Is It Time for a Pantry Pick Me Up?
This is the way it usually goes in my kitchen: I come up with a recipe, I go grocery shopping, I stuff things in my cabinet wherever I can find room, I forget about or lose them, I rebuy the same items…. and the cycle begins again. Does any of this sound familiar to you? Please, someone tell me that my pantry isn’t the only pantry that looked like this!
As you can see, I am not blessed with a walk-in pantry with shelves for days. Instead, I am cursed with your run-of-the-mill, floor-to-ceiling, deep kitchen pantry cabinets where most of my non-perishables enter, only to never be seen again. You would think that as a designer and organizer for my clients, my pantry would be clean and pristine. The reality, I’m afraid, was quite the opposite.

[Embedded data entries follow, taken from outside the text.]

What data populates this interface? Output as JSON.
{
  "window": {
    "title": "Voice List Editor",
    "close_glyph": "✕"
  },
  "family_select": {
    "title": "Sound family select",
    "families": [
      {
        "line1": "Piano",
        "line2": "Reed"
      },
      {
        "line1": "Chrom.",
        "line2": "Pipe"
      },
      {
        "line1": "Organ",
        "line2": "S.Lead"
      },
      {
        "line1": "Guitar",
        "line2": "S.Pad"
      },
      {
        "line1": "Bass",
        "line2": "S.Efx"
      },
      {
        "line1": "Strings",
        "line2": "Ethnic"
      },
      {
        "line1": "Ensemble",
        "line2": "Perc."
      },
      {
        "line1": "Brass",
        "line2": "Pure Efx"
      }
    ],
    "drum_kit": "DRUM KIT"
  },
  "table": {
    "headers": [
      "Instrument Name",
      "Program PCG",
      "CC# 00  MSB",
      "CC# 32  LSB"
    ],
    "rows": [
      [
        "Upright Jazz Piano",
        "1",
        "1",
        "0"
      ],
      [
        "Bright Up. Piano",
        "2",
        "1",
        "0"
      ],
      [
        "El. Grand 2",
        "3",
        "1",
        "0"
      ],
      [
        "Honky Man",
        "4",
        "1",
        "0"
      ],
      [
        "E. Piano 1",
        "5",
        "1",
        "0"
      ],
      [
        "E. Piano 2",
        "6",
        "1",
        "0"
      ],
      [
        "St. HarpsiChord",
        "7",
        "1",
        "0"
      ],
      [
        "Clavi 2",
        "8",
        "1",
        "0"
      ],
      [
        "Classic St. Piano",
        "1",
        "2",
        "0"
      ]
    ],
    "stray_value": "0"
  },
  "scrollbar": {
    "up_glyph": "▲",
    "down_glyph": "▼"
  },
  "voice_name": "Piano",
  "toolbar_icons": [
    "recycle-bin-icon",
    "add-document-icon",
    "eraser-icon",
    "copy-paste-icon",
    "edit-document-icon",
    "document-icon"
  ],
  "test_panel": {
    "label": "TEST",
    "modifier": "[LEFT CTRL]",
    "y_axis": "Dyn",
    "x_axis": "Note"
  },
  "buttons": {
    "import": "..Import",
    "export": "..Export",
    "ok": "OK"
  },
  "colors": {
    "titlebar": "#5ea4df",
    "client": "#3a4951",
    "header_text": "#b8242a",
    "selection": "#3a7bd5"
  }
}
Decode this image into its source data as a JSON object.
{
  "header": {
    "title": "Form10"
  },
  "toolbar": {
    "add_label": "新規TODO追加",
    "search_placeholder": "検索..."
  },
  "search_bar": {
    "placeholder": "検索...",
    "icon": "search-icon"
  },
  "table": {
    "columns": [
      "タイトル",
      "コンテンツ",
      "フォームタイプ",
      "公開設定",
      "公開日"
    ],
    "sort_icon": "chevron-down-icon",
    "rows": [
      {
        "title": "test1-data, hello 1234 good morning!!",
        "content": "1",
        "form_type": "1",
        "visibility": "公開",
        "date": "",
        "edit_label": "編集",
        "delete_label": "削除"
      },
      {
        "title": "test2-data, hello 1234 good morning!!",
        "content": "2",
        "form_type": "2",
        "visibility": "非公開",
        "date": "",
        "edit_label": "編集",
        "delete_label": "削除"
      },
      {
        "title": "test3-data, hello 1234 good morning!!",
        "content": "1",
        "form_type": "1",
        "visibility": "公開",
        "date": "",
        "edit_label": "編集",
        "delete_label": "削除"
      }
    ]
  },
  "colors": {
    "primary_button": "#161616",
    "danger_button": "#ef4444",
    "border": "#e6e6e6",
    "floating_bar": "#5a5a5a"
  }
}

Knowing that the problem needed to be taken care of, I developed two possible approaches. Plan A: I will eat my way to organization. I will finally consume the items that I have in my cabinet and I won’t buy anything else until I can see the back wall. Plan B: I will clean out my pantry and actually make sense of the mess.
Plan A totally backfired. A full pant-size size later, I was no closer to organization than I was to fitting in my favorite skirt for Valentine’s Day. On to Plan B. But where to start? Breaking organizational projects down into simple steps is key to staying sane during the process. Here are some tricks to streamline the process as well as a few money-saving ideas.
Step One: Empty out the pantry.
This is a great way to take stock of what you have and to check for expiration dates. This is especially true for the items you had no idea were hiding, like the year-old, fossilized bag of marshmallows. Yup, that’s what I found in mine…. as well as multiples of just about EVERYTHING. It’s also an opportunity to clean the shelves and even resurface them with inexpensive shelf liner for a more decorative look.
Step Two: Create organization stations for yourself.
It’s not enough just to put your cabinets back together neatly; you want them organized with similar items together. Use simple grocery bags to group your items. Adding labels helps keep the process streamlined.
Step Three: Consolidate. Consolidate. Consolidate. This is where you can have some fun with your organization. Purchase some inexpensive jars and bins from your local hardware store. The Do It Center down the street became my best friend for this project! Take any duplicate items you have and begin to marry them together into your jars. When I came across my baking supplies and spices, I discovered I had more than just duplicates; I had some items in triplicate—or even in quadruplicate! If you’re short on funds, you can recycle your baby food, pasta, and peanut butter jars for inexpensive storage.
Step Four: Add labels to your jars and bins.
Now that you have your items organized by type and neatly put away in your bins, it’s time to label them so you can easily access them. My favorites to use are chalkboard labels. To purchase a package of six from your big retailer, it costs $4. Yikes! Instead, I headed out to the local hardware store for some chalkboard spray paint, then purchased myself a package of 80 transparent shipping labels for $12. Including the cost of paint, that’s less than 20¢ per label, versus almost 70¢. I sprayed my clear labels, used my son’s chalk to mark the names, and voila! Plus, I had enough paint to customize lids for my spices. And, with dozens of labels to spare, I can outfit the rest of my house.
Step Five: Label your shelves.
Sure, now your items are organized in your bins, but are your bins organized on your shelves? When you have deep pantry, the last thing you want is to be pulling out bins to find out what’s behind them, so mark your shelves for easy reference. Not only does it make for easy finding, it makes for easy cleanup, too! I used a label maker for mine, but you can always run some of those leftover transparent labels through your computer for a professional look.
Here is how our Plan B tallies add up:
- Shopping = 1 hour
- Organizing = 3 hours
- Cost = $106
The next project: working off Plan A!